Photo © Vincent HÉQUET Texte publié pour l’atelier d’écriture du site Bric à Book du 10 octobre 2016
Lire l’épisode précédent : Face au mur
AVERTISSEMENT : Ce texte comporte des passages qui peuvent choquer les personnes les plus sensibles.
Pierre tire sur les sangles du sac de secours pour l’ajuster et dépasse le mur pour se lancer à l’assaut des quelques marches en bétons, couvertes de mousse, dont s’échappent de mauvaises herbes si coriaces qu’elles ont même pu fleurir. Une femme d’une cinquantaine d’années vient à la rencontre des secouristes, la mine défaite, pâle, l’air hagard, uniquement vêtue d’un long tee-shirt qui lui arrive à mi-cuisse, maculé de sang. Elle serre dans sa main droite un long couteau, également souillé, la main gauche tenant un téléphone. D’une voix aussi blanche que son teint, « Je n’en pouvais plus » seront les seuls mots qu’elle prononcera, lâchant l’arme blanche qui émet un son métallique en heurtant le sol. Elle ne répond à aucune des questions de Pierre qui cherche à savoir comment elle se porte, relevant sommairement le vêtement, non pas par voyeurisme, mais à la recherche d’une plaie, expliquant son geste à la femme visiblement choquée. L’examen se relève négatif : le sang n’est pas le sien ! Le regard du Chef d’intervention est sans appel, et tandis qu’un secouriste reste auprès de la femme, les trois autres membres de l’équipe se ruent à l’intérieur du pavillon.
La reconnaissance dans la vieille demeure les mène dans la chambre. La première chose qui les frappe est la semi-obscurité de la pièce, uniquement éclairée par une fenêtre dont les rideaux sont ouverts, les ampoules en forme de flamme du lustre n’apportant pas plus de lumière à la scène qui s’étale devant eux : aux pieds du lit, totalement défait, gît un homme, nu, baignant dans son sang, dont l’odeur de fer si caractéristique empreigne l’air. Tout s’enchaîne de façon quasi mécanique, chaque bénévole connaissant son rôle et ayant répété les gestes de premiers secours lors d’entrainements réguliers. Alors que le Chef sonde vainement la conscience de la victime et que le troisième équipier prépare l’utilisation la bouteille d’oxygène, Pierre pose le sac qu’il porte depuis leur arrivée sur les lieux dans un coin où les lames du vieux parquet en chêne ne sont pas souillées. La vérification du matériel qu’il effectue avant chaque garde ne laisse aucun doute dans son esprit sur l’emplacement de ce qu’il cherche et il extrait rapidement de la pochette adéquate de gros pansements pour les apposer sur les deux plaies visibles au niveau de l’abdomen.

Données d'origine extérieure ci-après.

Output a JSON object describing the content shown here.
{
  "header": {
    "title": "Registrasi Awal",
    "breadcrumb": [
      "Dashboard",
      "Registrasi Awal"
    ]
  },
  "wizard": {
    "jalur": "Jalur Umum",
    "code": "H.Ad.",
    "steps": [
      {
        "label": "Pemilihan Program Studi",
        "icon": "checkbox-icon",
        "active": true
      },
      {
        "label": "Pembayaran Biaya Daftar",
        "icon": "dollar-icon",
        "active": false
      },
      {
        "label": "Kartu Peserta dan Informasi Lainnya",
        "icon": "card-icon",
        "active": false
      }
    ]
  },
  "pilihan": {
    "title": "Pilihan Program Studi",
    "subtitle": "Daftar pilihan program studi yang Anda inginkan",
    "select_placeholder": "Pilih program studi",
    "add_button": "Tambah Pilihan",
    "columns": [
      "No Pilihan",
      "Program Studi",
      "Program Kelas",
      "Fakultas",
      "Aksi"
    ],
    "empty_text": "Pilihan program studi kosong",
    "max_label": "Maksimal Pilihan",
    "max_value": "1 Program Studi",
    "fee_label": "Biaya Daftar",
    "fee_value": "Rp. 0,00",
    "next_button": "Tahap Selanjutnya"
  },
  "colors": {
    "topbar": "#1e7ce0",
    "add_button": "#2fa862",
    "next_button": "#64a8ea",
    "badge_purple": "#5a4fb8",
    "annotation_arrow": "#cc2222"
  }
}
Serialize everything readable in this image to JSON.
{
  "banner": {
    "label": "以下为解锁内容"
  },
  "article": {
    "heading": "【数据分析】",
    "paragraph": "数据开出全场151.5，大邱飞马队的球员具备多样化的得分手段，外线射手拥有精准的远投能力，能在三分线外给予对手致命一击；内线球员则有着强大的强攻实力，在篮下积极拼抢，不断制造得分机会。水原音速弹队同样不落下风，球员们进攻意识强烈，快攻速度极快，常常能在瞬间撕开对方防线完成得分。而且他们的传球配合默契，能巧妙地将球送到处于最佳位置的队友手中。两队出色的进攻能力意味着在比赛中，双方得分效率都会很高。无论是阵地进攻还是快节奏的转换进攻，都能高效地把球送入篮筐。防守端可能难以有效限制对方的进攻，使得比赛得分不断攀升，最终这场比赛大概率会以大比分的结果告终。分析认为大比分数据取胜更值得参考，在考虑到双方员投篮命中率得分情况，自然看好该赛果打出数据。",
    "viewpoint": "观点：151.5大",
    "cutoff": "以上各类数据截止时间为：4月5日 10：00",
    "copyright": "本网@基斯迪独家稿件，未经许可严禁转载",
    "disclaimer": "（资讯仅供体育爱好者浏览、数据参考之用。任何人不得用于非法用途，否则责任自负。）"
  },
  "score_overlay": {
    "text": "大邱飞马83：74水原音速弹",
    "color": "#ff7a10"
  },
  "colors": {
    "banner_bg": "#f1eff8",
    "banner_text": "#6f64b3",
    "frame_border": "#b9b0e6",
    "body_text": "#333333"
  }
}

À l’instant où il est constaté que l’homme ne répond pas, mais qu’il respire, la tension descend d’un léger cran : si la situation est grave, il n’y a pas nécessité à pratiquer de massage cardiaque. Une fois les coussins hémostatiques calés sur les plaies par une bande légèrement élastique et remplissant pleinement leur rôle, la victime est placée en position latérale de sécurité. Et pendant que le Chef se fait confirmer qu’un médecin est en route et qu’il demande une seconde équipe pour prendre en charge la femme, restée dans la cour, Pierre et son binôme enchainent toujours quasi mécaniquement la poursuite du bilan, plaçant différents capteurs qui indiqueront la tension artérielle et le taux d’oxygène dans le sang, tandis qu’ils apprécient manuellement le nombre de respirations et de battements du cœur, leurs forces et leurs rythmes, chaque constante donnant de précieuses informations sur l’état précis du poignardé, surveillant chaque paramètre, à l’affut du moindre changement, jusqu’à sa prise en charge par l’équipe médicale.
L’ambiance claire obscure de cette intervention remontera à l’esprit de Pierre, quelques jours plus tard, tandis qu’il lira un article relatant les circonstances du drame dans les pages de fait-divers du journal régional. Lasse de violences conjugales, elle a décidé de se faire justice elle-même lors de la dispute de trop avec celui dont les jours sont dorénavant hors de danger, alors que l’enquête n’a pas encore précisément déterminé ce qui s’est passé dans la pièce uniquement éclairée par une fenêtre dont les rideaux étaient ouverts, les ampoules en forme de flamme du lustre n’apportant pas plus de lumière à la scène qui s’étalait devant lui, aux pieds du lit, totalement défait.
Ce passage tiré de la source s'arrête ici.